I finally got fed up with staying in such a pretty location and only seeing the hotel and the short, but beautiful walk along the canal to our client’s offices. So I booked a long weekend and my wife and I have spent the past two days exploring the town and the surrounding countryside. It’s been an interesting holiday, staying in a place that is so familiar, yet made foreign by having different things to do and my wife with me.

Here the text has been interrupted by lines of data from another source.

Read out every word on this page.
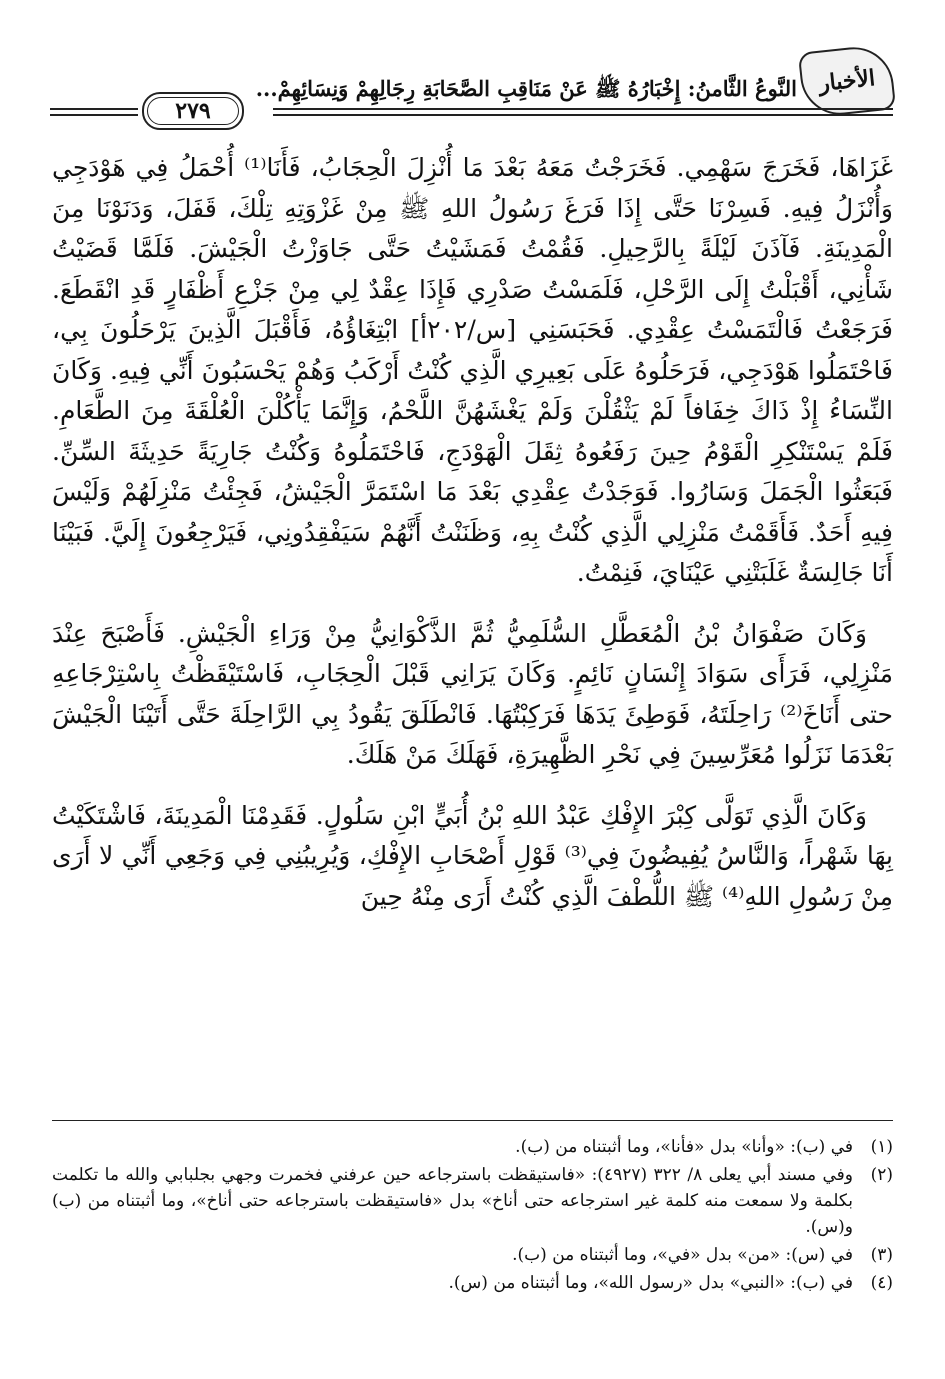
الأخبار
النَّوعُ الثَّامنُ: إِخْبَارُهُ ﷺ عَنْ مَنَاقِبِ الصَّحَابَةِ رِجَالِهِمْ وَنِسَائِهِمْ...
٢٧٩

غَزَاهَا، فَخَرَجَ سَهْمِي. فَخَرَجْتُ مَعَهُ بَعْدَ مَا أُنْزِلَ الْحِجَابُ، فَأَنَا⁽¹⁾ أُحْمَلُ فِي هَوْدَجِي وَأُنْزَلُ فِيهِ. فَسِرْنَا حَتَّى إِذَا فَرَغَ رَسُولُ اللهِ ﷺ مِنْ غَزْوَتِهِ تِلْكَ، قَفَلَ، وَدَنَوْنَا مِنَ الْمَدِينَةِ. فَآذَنَ لَيْلَةً بِالرَّحِيلِ. فَقُمْتُ فَمَشَيْتُ حَتَّى جَاوَزْتُ الْجَيْشَ. فَلَمَّا قَضَيْتُ شَأْنِي، أَقْبَلْتُ إِلَى الرَّحْلِ، فَلَمَسْتُ صَدْرِي فَإِذَا عِقْدٌ لِي مِنْ جَزْعِ أَظْفَارٍ قَدِ انْقَطَعَ. فَرَجَعْتُ فَالْتَمَسْتُ عِقْدِي. فَحَبَسَنِي [س/٢٠٢أ] ابْتِغَاؤُهُ، فَأَقْبَلَ الَّذِينَ يَرْحَلُونَ بِي، فَاحْتَمَلُوا هَوْدَجِي، فَرَحَلُوهُ عَلَى بَعِيرِي الَّذِي كُنْتُ أَرْكَبُ وَهُمْ يَحْسَبُونَ أَنِّي فِيهِ. وَكَانَ النِّسَاءُ إِذْ ذَاكَ خِفَافاً لَمْ يَثْقُلْنَ وَلَمْ يَغْشَهُنَّ اللَّحْمُ، وَإِنَّمَا يَأْكُلْنَ الْعُلْقَةَ مِنَ الطَّعَامِ. فَلَمْ يَسْتَنْكِرِ الْقَوْمُ حِينَ رَفَعُوهُ ثِقَلَ الْهَوْدَجِ، فَاحْتَمَلُوهُ وَكُنْتُ جَارِيَةً حَدِيثَةَ السِّنِّ. فَبَعَثُوا الْجَمَلَ وَسَارُوا. فَوَجَدْتُ عِقْدِي بَعْدَ مَا اسْتَمَرَّ الْجَيْشُ، فَجِئْتُ مَنْزِلَهُمْ وَلَيْسَ فِيهِ أَحَدٌ. فَأَقَمْتُ مَنْزِلِي الَّذِي كُنْتُ بِهِ، وَظَنَنْتُ أَنَّهُمْ سَيَفْقِدُونِي، فَيَرْجِعُونَ إِلَيَّ. فَبَيْنَا أَنَا جَالِسَةٌ غَلَبَتْنِي عَيْنَايَ، فَنِمْتُ.

وَكَانَ صَفْوَانُ بْنُ الْمُعَطَّلِ السُّلَمِيُّ ثُمَّ الذَّكْوَانِيُّ مِنْ وَرَاءِ الْجَيْشِ. فَأَصْبَحَ عِنْدَ مَنْزِلِي، فَرَأَى سَوَادَ إِنْسَانٍ نَائِمٍ. وَكَانَ يَرَانِي قَبْلَ الْحِجَابِ، فَاسْتَيْقَظْتُ بِاسْتِرْجَاعِهِ حتى أَنَاخَ⁽²⁾ رَاحِلَتَهُ، فَوَطِئَ يَدَهَا فَرَكِبْتُهَا. فَانْطَلَقَ يَقُودُ بِي الرَّاحِلَةَ حَتَّى أَتَيْنَا الْجَيْشَ بَعْدَمَا نَزَلُوا مُعَرِّسِينَ فِي نَحْرِ الظَّهِيرَةِ، فَهَلَكَ مَنْ هَلَكَ.

وَكَانَ الَّذِي تَوَلَّى كِبْرَ الإِفْكِ عَبْدُ اللهِ بْنُ أُبَيٍّ ابْنِ سَلُولٍ. فَقَدِمْنَا الْمَدِينَةَ، فَاشْتَكَيْتُ بِهَا شَهْراً، وَالنَّاسُ يُفِيضُونَ فِي⁽³⁾ قَوْلِ أَصْحَابِ الإِفْكِ، وَيُرِيبُنِي فِي وَجَعِي أَنِّي لا أَرَى مِنْ رَسُولِ اللهِ⁽⁴⁾ ﷺ اللُّطْفَ الَّذِي كُنْتُ أَرَى مِنْهُ حِينَ

(١)
في (ب): «وأنا» بدل «فأنا»، وما أثبتناه من (ب).
(٢)
وفي مسند أبي يعلى ٨/ ٣٢٢ (٤٩٢٧): «فاستيقظت باسترجاعه حين عرفني فخمرت وجهي بجلبابي والله ما تكلمت بكلمة ولا سمعت منه كلمة غير استرجاعه حتى أناخ» بدل «فاستيقظت باسترجاعه حتى أناخ»، وما أثبتناه من (ب) و(س).
(٣)
في (س): «من» بدل «في»، وما أثبتناه من (ب).
(٤)
في (ب): «النبي» بدل «رسول الله»، وما أثبتناه من (س).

The room is a bit different, too. I usually have a single, but I’m a guy who knows how to treat women so I booked the most expensive room at the hotel for our stay (actually, all the other rooms were booked this weekend, but we don’t have to tell my wife that, do we?) It’s large, with a sitting area (where I am writing) and a big four-poster canopy bed (mink handcuffs not include*) where my wife is lounging after a hard day of exploring the retail opportunities of Totnes and watching the big screen TV. All she needs is a little bell on the sideboard to ring for maid service.

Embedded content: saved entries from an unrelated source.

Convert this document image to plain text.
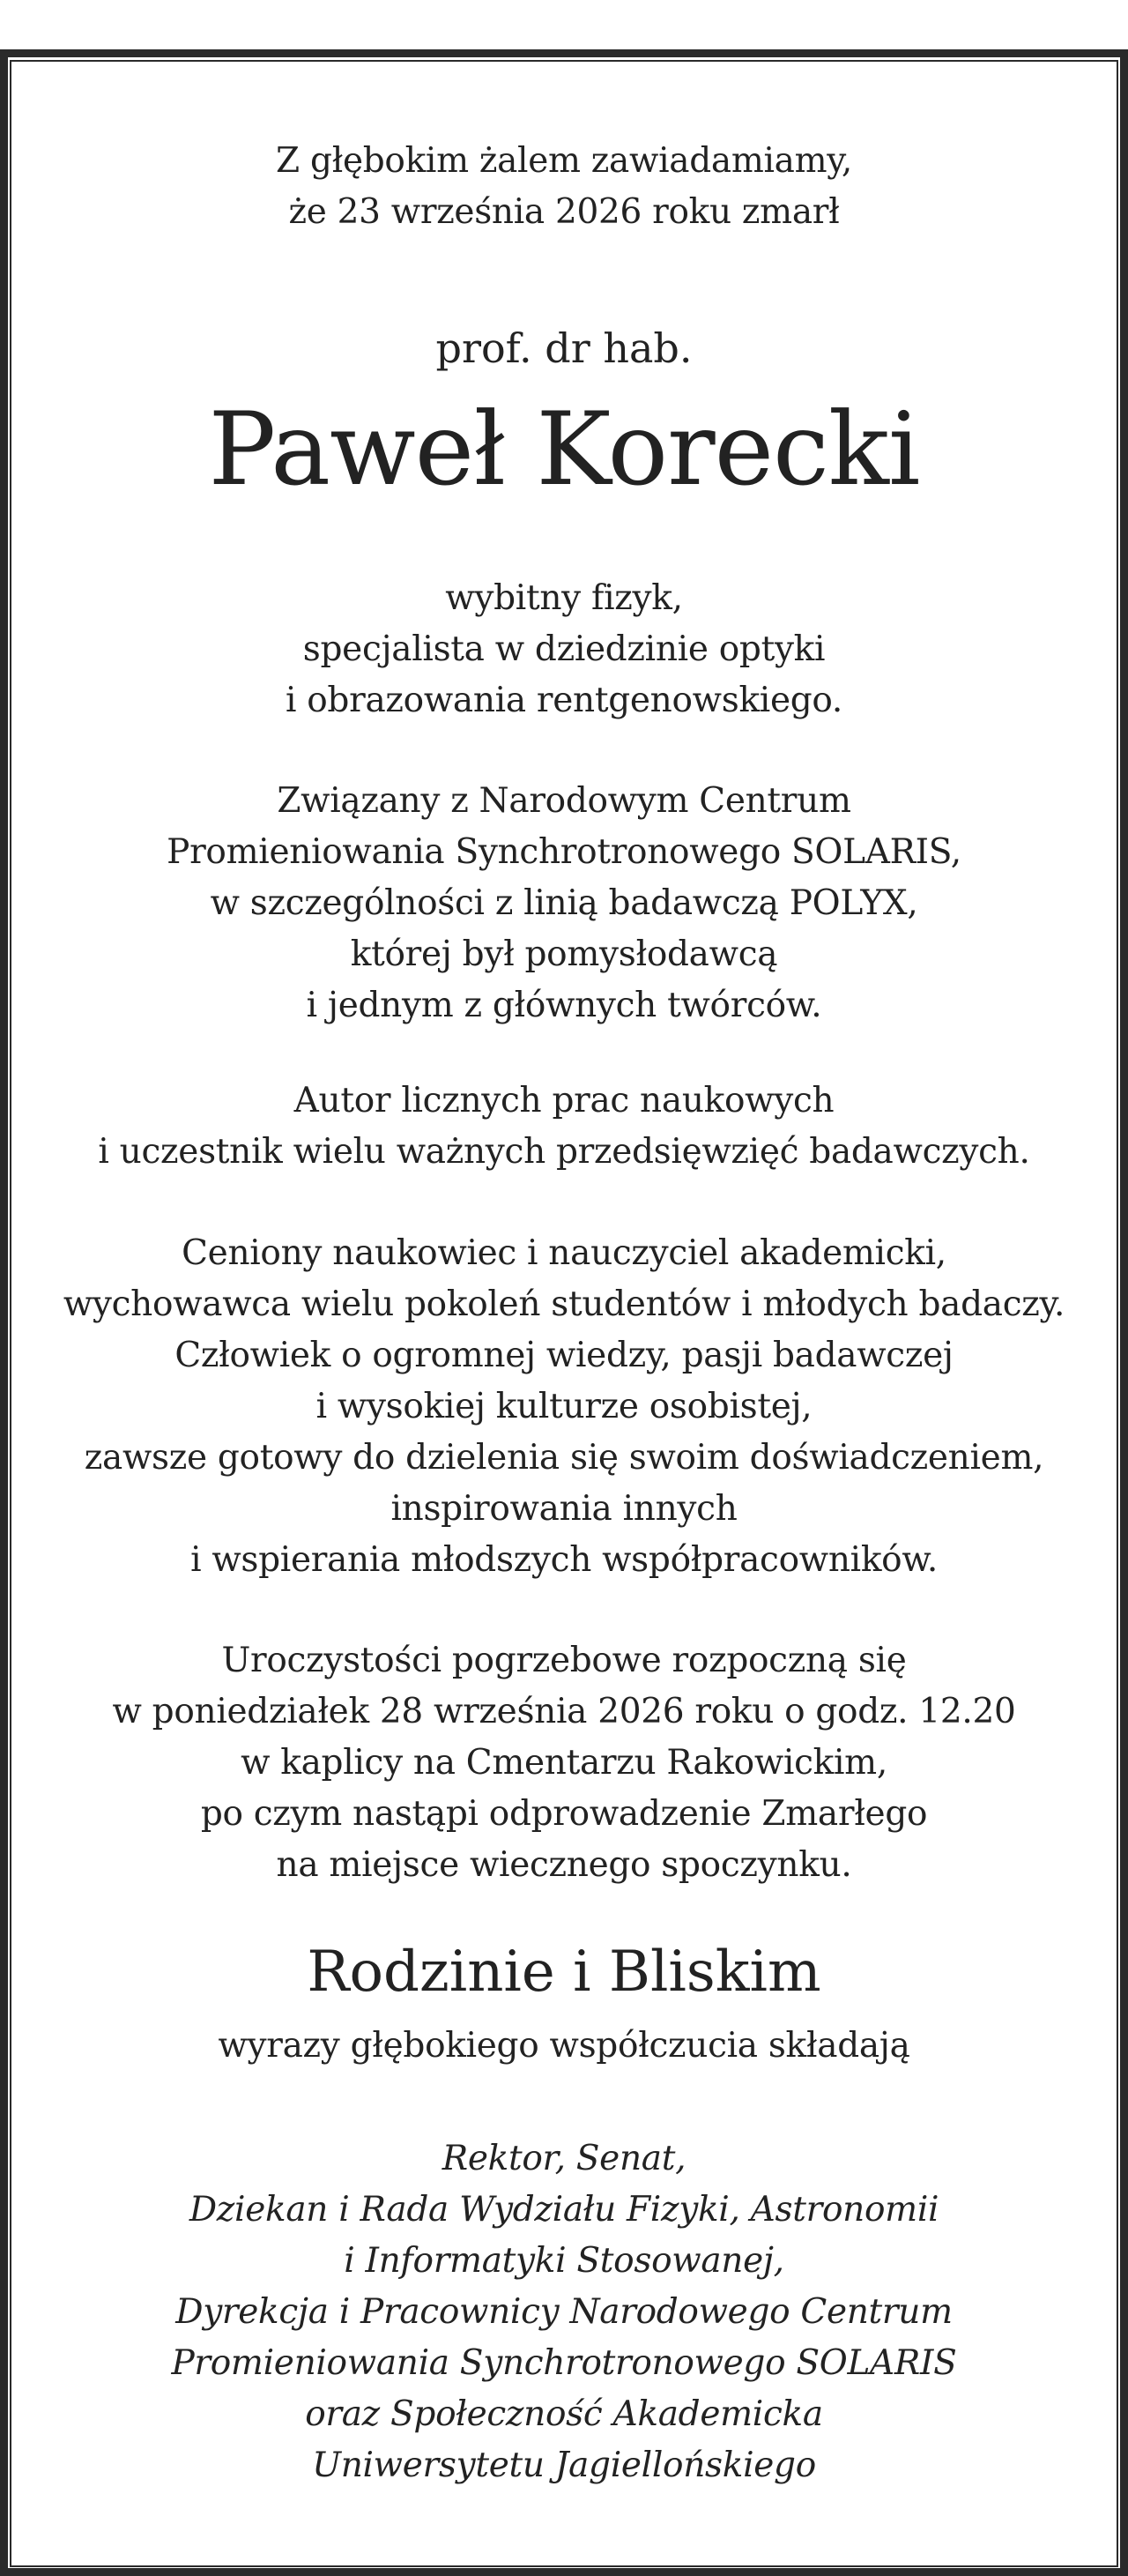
Z głębokim żalem zawiadamiamy,
że 23 września 2026 roku zmarł
prof. dr hab.
Paweł Korecki
wybitny fizyk,
specjalista w dziedzinie optyki
i obrazowania rentgenowskiego.
Związany z Narodowym Centrum
Promieniowania Synchrotronowego SOLARIS,
w szczególności z linią badawczą POLYX,
której był pomysłodawcą
i jednym z głównych twórców.
Autor licznych prac naukowych
i uczestnik wielu ważnych przedsięwzięć badawczych.
Ceniony naukowiec i nauczyciel akademicki,
wychowawca wielu pokoleń studentów i młodych badaczy.
Człowiek o ogromnej wiedzy, pasji badawczej
i wysokiej kulturze osobistej,
zawsze gotowy do dzielenia się swoim doświadczeniem,
inspirowania innych
i wspierania młodszych współpracowników.
Uroczystości pogrzebowe rozpoczną się
w poniedziałek 28 września 2026 roku o godz. 12.20
w kaplicy na Cmentarzu Rakowickim,
po czym nastąpi odprowadzenie Zmarłego
na miejsce wiecznego spoczynku.
Rodzinie i Bliskim
wyrazy głębokiego współczucia składają
Rektor, Senat,
Dziekan i Rada Wydziału Fizyki, Astronomii
i Informatyki Stosowanej,
Dyrekcja i Pracownicy Narodowego Centrum
Promieniowania Synchrotronowego SOLARIS
oraz Społeczność Akademicka
Uniwersytetu Jagiellońskiego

The bathroom is the size of our spare bedroom back home and comes with a shower and a double sized bathtub/Jacuzzi (of course we did). But the luxury suite aside, there are other things to consider when bringing your wife to a place you are so familiar with.

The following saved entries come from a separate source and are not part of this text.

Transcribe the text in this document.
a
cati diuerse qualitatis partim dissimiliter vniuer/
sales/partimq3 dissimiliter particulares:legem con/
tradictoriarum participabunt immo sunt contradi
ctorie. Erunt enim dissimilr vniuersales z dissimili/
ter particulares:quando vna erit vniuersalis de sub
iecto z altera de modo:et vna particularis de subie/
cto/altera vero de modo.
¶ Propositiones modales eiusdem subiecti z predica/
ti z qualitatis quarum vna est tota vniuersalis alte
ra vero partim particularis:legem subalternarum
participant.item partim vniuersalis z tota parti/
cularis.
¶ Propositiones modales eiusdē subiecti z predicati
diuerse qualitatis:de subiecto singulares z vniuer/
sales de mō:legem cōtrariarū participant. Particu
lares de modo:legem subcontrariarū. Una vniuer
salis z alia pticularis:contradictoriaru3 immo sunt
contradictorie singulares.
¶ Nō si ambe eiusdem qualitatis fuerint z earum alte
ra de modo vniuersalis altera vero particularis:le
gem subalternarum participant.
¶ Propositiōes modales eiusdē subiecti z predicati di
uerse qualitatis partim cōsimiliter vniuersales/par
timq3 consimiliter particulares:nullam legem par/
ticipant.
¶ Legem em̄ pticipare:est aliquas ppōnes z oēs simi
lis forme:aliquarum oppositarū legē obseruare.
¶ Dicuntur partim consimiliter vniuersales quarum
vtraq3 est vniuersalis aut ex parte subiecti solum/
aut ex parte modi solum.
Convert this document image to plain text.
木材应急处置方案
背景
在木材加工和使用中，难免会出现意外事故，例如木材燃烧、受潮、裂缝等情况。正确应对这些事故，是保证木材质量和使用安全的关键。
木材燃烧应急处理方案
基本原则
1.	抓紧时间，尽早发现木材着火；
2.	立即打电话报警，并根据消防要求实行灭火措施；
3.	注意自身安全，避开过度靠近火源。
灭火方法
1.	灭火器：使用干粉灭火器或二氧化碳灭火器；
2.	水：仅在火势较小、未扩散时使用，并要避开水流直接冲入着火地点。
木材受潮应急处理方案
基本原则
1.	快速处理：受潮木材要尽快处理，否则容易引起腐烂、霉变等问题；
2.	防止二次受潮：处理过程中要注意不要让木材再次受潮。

When we checked in, the staff knew me, and called me by name. I felt a little like Benjamin Braddock in the Graduate when he brings Elaine to the Taft hotel where he is schtuping her mother, and found myself hastily introducing my wife in case the hotel staff had assumed that, after 18 months of staying in single rooms by myself, I had finally pulled. Then in the dining room on the first morning, the waitresses demonstrated an alarmingly thorough knowledge of my breakfast preferences and morning habits. In a more cynical woman than my wife, this might have aroused a degree of suspicion.
All that aside, we’ve been having a wonderful time. Totness is a charmingly eclectic village where the well-heeled and those of the Bohemian lifestyle mingle easily. It is also, apparently, where old hippies come to retire. The local attire is refreshingly different, as well; whereas, back in Horsham, the only remarkable nature concerning fashion among the young is its uniform skimpiness, here it is the dizzying variety of individual nonconformity. It’s a bit like Brighton, but smaller, more intimate and without the raucous nightlife.
I must close now as we’re getting ready to go out to dinner with some friends. Yes, I’ve lived in Sussex eight years but have made no friends among the local Horshamites or my co-workers, but in my visits here I have become familiar enough with people to keep in touch with them and visit with them when I return. Tonight we’re going out with James and his fiancée Jenny. James runs an organic flower business and routinely dresses as if it is 1860.
But this is Totness, so that is considered quite normal.
*I jest of course; the room is very tastefully furnished; there are nine mirrors in the room and not one of them is above the bed.